Авдотье Ивановне было обидно до зарезу, что приходилось жить попроще, и она стала изыскивать всякие средства доставать денег. Еще когда-то в Рязани, будучи повивальной бабкой, она слыла за женщину, у которой много разных сереньких дел и сереньких знакомств, помимо родильниц и новорожденных, и только такой добродушный и чистый душою человек, как Воробушкин, мог жениться на ней. Конечно, Авдотья Ивановна, теперь, после замужества, растолстевшая и обленившаяся, в то время была очень тонкая и бойкая женщина. Она тогда сразу поняла, что за человек дворянин Воробушкин, и в два месяца сумела его заставить на себе жениться. Теперь, протратившись в Москве, Авдотье Ивановне приходилось снова помянуть стариной и изыскивать окольные пути добывания денег.

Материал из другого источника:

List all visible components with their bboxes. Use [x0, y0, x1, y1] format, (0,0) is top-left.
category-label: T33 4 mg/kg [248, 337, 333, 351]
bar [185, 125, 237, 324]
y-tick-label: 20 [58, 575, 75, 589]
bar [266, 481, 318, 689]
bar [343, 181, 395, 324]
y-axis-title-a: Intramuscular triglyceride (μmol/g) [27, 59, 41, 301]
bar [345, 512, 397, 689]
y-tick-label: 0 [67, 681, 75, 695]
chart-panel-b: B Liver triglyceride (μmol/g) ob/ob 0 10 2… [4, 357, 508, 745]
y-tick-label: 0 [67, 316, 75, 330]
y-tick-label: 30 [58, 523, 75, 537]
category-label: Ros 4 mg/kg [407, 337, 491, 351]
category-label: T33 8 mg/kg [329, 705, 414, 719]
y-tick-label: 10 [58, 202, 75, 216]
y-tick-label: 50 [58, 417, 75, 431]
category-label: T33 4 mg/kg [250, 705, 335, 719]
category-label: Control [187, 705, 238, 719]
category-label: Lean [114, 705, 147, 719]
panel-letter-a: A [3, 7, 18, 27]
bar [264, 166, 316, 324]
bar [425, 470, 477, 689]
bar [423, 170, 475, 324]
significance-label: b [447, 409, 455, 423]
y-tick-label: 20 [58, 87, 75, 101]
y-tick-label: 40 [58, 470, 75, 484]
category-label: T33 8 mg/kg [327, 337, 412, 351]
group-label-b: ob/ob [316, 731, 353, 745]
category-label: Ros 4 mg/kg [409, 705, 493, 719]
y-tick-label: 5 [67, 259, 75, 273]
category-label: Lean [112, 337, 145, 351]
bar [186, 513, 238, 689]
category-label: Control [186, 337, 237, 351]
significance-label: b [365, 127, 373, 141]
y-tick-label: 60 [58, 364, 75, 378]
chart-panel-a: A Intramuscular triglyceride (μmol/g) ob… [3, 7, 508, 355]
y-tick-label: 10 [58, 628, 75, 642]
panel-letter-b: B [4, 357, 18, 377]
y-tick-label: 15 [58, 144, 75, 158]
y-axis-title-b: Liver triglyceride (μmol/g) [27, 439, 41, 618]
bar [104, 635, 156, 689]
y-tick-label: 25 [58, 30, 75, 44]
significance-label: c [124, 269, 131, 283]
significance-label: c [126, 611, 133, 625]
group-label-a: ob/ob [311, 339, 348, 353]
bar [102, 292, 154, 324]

Воробушкин чуял что-то нехорошее, но был, однако, еще не вполне уверен, что жена срамит его дворянское звание и имя. Капитон Иваныч был чистейшая и честнейшая душа, никогда не спускавшаяся вполне и не погружавшаяся без боли в дрязги житейские. Он вечно и пылко, по-юношески, витал разумом в таких пределах, которые были совершенно недоступны его супруге.
IV
Еще юношей, восемнадцати лет, Капитон Иваныч был отвезен отцом в Петербург и отдан в морской корпус. Как и почему попал молодой Капитоша в моряки, он не знал. Он стал учиться прилежно и скоро был выпущен унтер-лейтенантом во флот. Сражаться молодому Капитону, конечно, ни разу не пришлось, и он вышел в отставку тотчас по получении известия об «вольностях дворянских», дарованных государем Петром III. Но плавания, путешествия, хотя не далее берегов Швеции, сделали из Воробушкина такого человека, про которого говорили теперь, что он многое знает, многое видал и очень занимательный собеседник. Действительно, когда Капитон Иваныч рассказывал соседям по вотчине о Финляндии, о разных городах, имена которых его слушатели не могли даже сразу выговорить, не только запомнить, то соседи слушали, разиня рты, а сам Воробушкин чувствовал невольно свое превосходство перед многими другими дворянами. Сызмала Капитон Иваныч был из того же сорта людей, к которому принадлежали теперь его любимцы Уля и Ивашка. Он больше любил смотреть на небо, на облака и звезды, чем на землю. Он любил гулять по лесу, но не ради хозяйских забот, а ради собирания грибов. Он любил ходить по хлеборобным нивам, но тоже только затем, чтобы, нарвав пучок васильков, принести их домой и поставить в воду. В каком виде уродился его хлеб, он при этом не замечал и не любопытствовал даже заметить. Зимой, любя цветы, он заводил горшок с розаном, поливал его аккуратно и любил так же, как Уля, заведя зяблика или овсянку, ходить за ними, разговаривать с ними. Так же как Ивашка, любил он бывать в церкви, подтягивать на клиросе дьячку, ставить и поправлять свечки у образов, подавать кадило, носить образ или хоругвь в крестном ходу. И странное дело! Морская служба, дежурство на корабле в тихие, летние ночи, путешествия к чужим берегам, встреча с матросами и моряками разных стран света, выслушивания рассказов о дальних пределах, об Америке, Африке, Японии – все это еще более развило в Капитоне Иваныче и укрепило то неуловимое и неясное ему чувство, которое было теперь так чуждо его супруге. И немудрено, что, наследовав от брата вотчину, где оказалась Уля, он полюбил девочку тотчас за те наклонности, которые оказались в родной племяннице Уле, уродившейся действительно в него, в своего дядю. А Ивашка, – который не был ни ему, ни Уле родней, – по счастью, оказался тоже их поля ягодой.
3
Пречистенка – старинная московская улица, известная с XVI в., в конце XVIII в. считалась аристократическим районом Москвы.
4
Ленивка – старинная московская улица, расположенная напротив Кремля. Свое название получила от находившегося на ней «ленивого Торжка» – небольшого рынка, торговавшего съестными припасами.